SALES: [PASS] The investor must select companies of "adequate size". This includes companies with annual sales greater than €260 million. Kendrion's sales of €462 million, based on 2017 sales, pass this test.
CURRENT RATIO: [FAIL] The current ratio must be greater than or equal to 2. Companies that meet this criterion are typically financially secure and defensive. Kendrion current ratio €144m/€104m of 1,4 just fails this test.
LONG-TERM DEBT IN RELATION TO NET CURRENT ASSETS: [FAIL] Long-term debt must not exceed net current assets. Companies that meet this criterion display one of the attributes of a financially secure organisation. Kendrion has Net Current Assets of €40 million and long-term debt of €105 million.
LONG-TERM EPS GROWTH: [FAIL] Companies must increase their EPS by at least 30% over a ten-year period and EPS must not have been negative for any year within the last 5 years. EPS for Kendrion's earnings haven't increased 30% in the last 10 years, therefore the company fails this criterion.
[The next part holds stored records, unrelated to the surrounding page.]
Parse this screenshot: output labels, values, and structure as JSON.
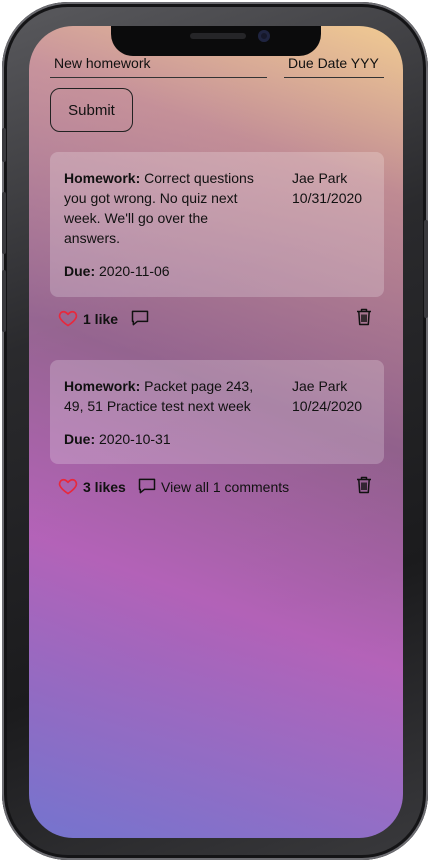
{
  "form": {
    "homework_placeholder": "New homework",
    "due_placeholder": "Due Date YYY",
    "submit_label": "Submit"
  },
  "posts": [
    {
      "label": "Homework:",
      "text": "Correct questions you got wrong. No quiz next week. We'll go over the answers.",
      "author": "Jae Park",
      "date": "10/31/2020",
      "due_label": "Due:",
      "due": "2020-11-06",
      "likes": "1 like",
      "comments_link": ""
    },
    {
      "label": "Homework:",
      "text": "Packet page 243, 49, 51 Practice test next week",
      "author": "Jae Park",
      "date": "10/24/2020",
      "due_label": "Due:",
      "due": "2020-10-31",
      "likes": "3 likes",
      "comments_link": "View all 1 comments"
    }
  ],
  "colors": {
    "heart": "#e8283c",
    "text": "#111111"
  }
}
EARNINGS YIELD: [FAIL] The Earnings/Price (inverse P/E) %, based on the lesser of the current Earnings Yield or the Yield using average earnings over the last 3 fiscal years, must be "acceptable", which this methodology states is greater than 6,5%. Stocks with higher earnings yields are more defensive by nature. Kendrion's E/P of 6% using earning per share of the past 3 years fails this test.
Graham Number value: [FAIL] The Price/Book ratio must also be reasonable. That is the Graham number value must be greater than the market price. Kendrion has a Graham number of √(15 x €1,4 EPS x 1,5 x €13.4 Book Value) = €21
Dividend: €0,87 / €25,8 = 3%
Conclusion: Kendrion has been cutting costs to improve profits in the long term. The price seems reasonable here. Not a stock for the Graham Defensive Investor.